The Breakfast Table

The Nassau County GOP Machine Blows a Gasket

As long as we’re making of list of people who are not running for president next year, I think we can safely add the names of all the Nassau County Republicans who got ousted from office this week. I’ve been thinking how amazing it is, after nearly a century of Republican rule here on Long Island, that the voters finally got fed up enough to buck the system. These Republicans were so well entrenched that they made Mayor Richard Daley’s machine in Chicago look amateurish. What finally did them in was making a financial muck of the county’s budget, getting the county’s bond rating downgraded, and proposing a big county tax increase this year.

I’ve always thought that the history of the ascent–and now perhaps, fall–of the Nassau GOP would make a wonderful nonfiction book. Fraught with intrigue, double-crossings, party leaders who went to jail, demands that loyal followers tithe 1 percent of their salary to the system. I saw this quote this week in the Long Island newspaper, Newsday, in which a GOP loyalist was boasting publicly about how well organized a “machine” the Republican Party was in getting out the vote.

I remember, when I used to cover county politics for Newsday, how frustrating it was to run up against that implacable wall of united party loyalty.
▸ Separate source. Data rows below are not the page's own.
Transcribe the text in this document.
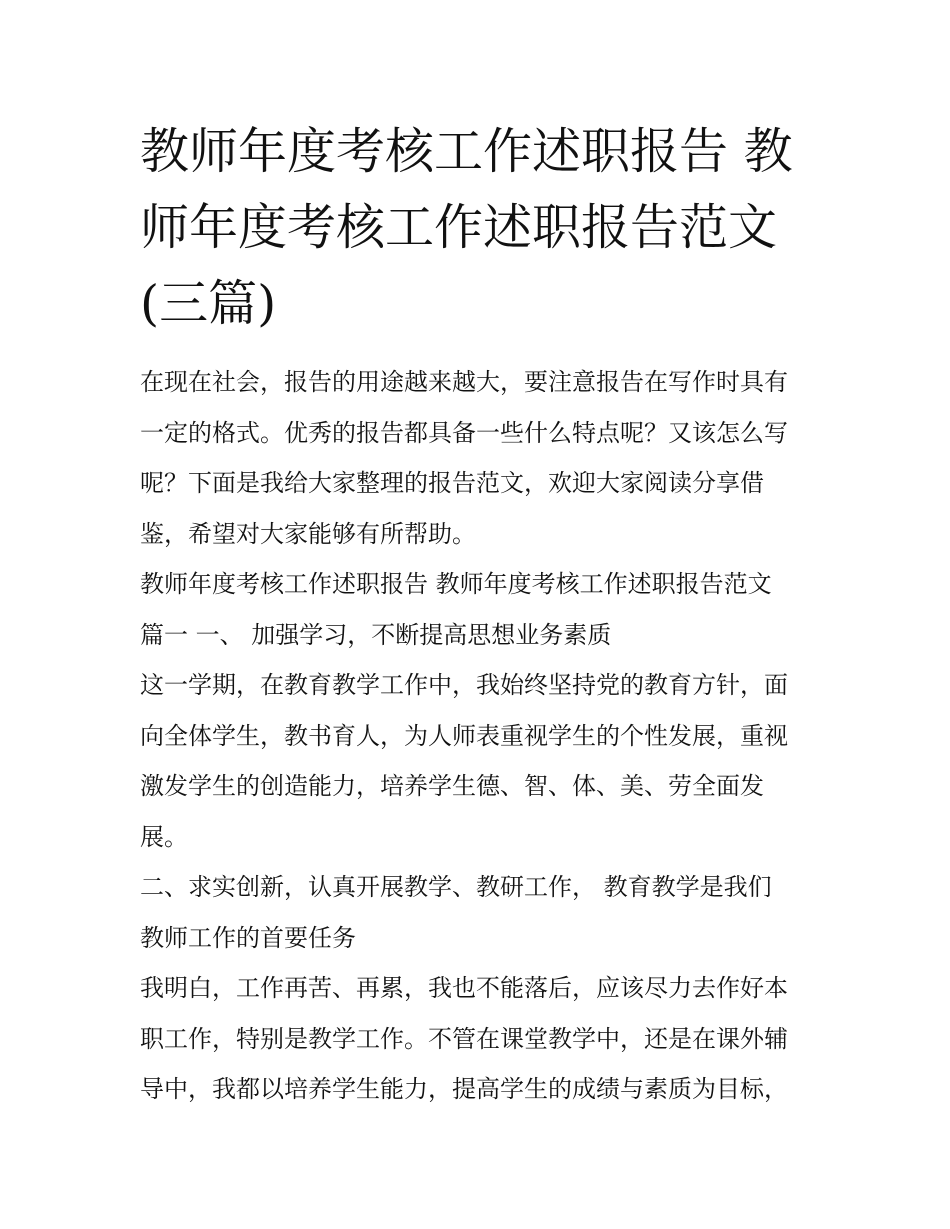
教师年度考核工作述职报告 教
师年度考核工作述职报告范文
(三篇)
在现在社会，报告的用途越来越大，要注意报告在写作时具有
一定的格式。优秀的报告都具备一些什么特点呢？又该怎么写
呢？下面是我给大家整理的报告范文，欢迎大家阅读分享借
鉴，希望对大家能够有所帮助。
教师年度考核工作述职报告 教师年度考核工作述职报告范文
篇一 一、 加强学习，不断提高思想业务素质
这一学期，在教育教学工作中，我始终坚持党的教育方针，面
向全体学生，教书育人，为人师表重视学生的个性发展，重视
激发学生的创造能力，培养学生德、智、体、美、劳全面发
展。
二、求实创新，认真开展教学、教研工作， 教育教学是我们
教师工作的首要任务
我明白，工作再苦、再累，我也不能落后，应该尽力去作好本
职工作，特别是教学工作。不管在课堂教学中，还是在课外辅
导中，我都以培养学生能力，提高学生的成绩与素质为目标，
The Republicans used to hold these “informal” private meetings where all the issues would be decided in a conference room. Then they would emerge to take a “public” vote at meetings, often with little or no discussion of even the most complicated topic. If anyone attending the public meeting raised a question about this procedure, the Republicans would react in shock–and belligerence–at the idea of being challenged.

The Republican machine in Nassau is a real throwback politically to the way things used to be done routinely; the fact that it’s survived so long is amazing. It’s like the political equivalent of one of those tribes of wholly isolated people that explorers stumble on from time to time in the jungle. Over the years, as the world around the Nassau Republicans changed and got more sophisticated and subtle, the GOP just hunkered down protecting a philosophy of backroom business as usual.

It will be interesting to see what happens when the county executive, a Republican named Gulotta, who is widely credited with the budget fracas, comes up for election next. He’s enjoyed a comfortable decade or more in office.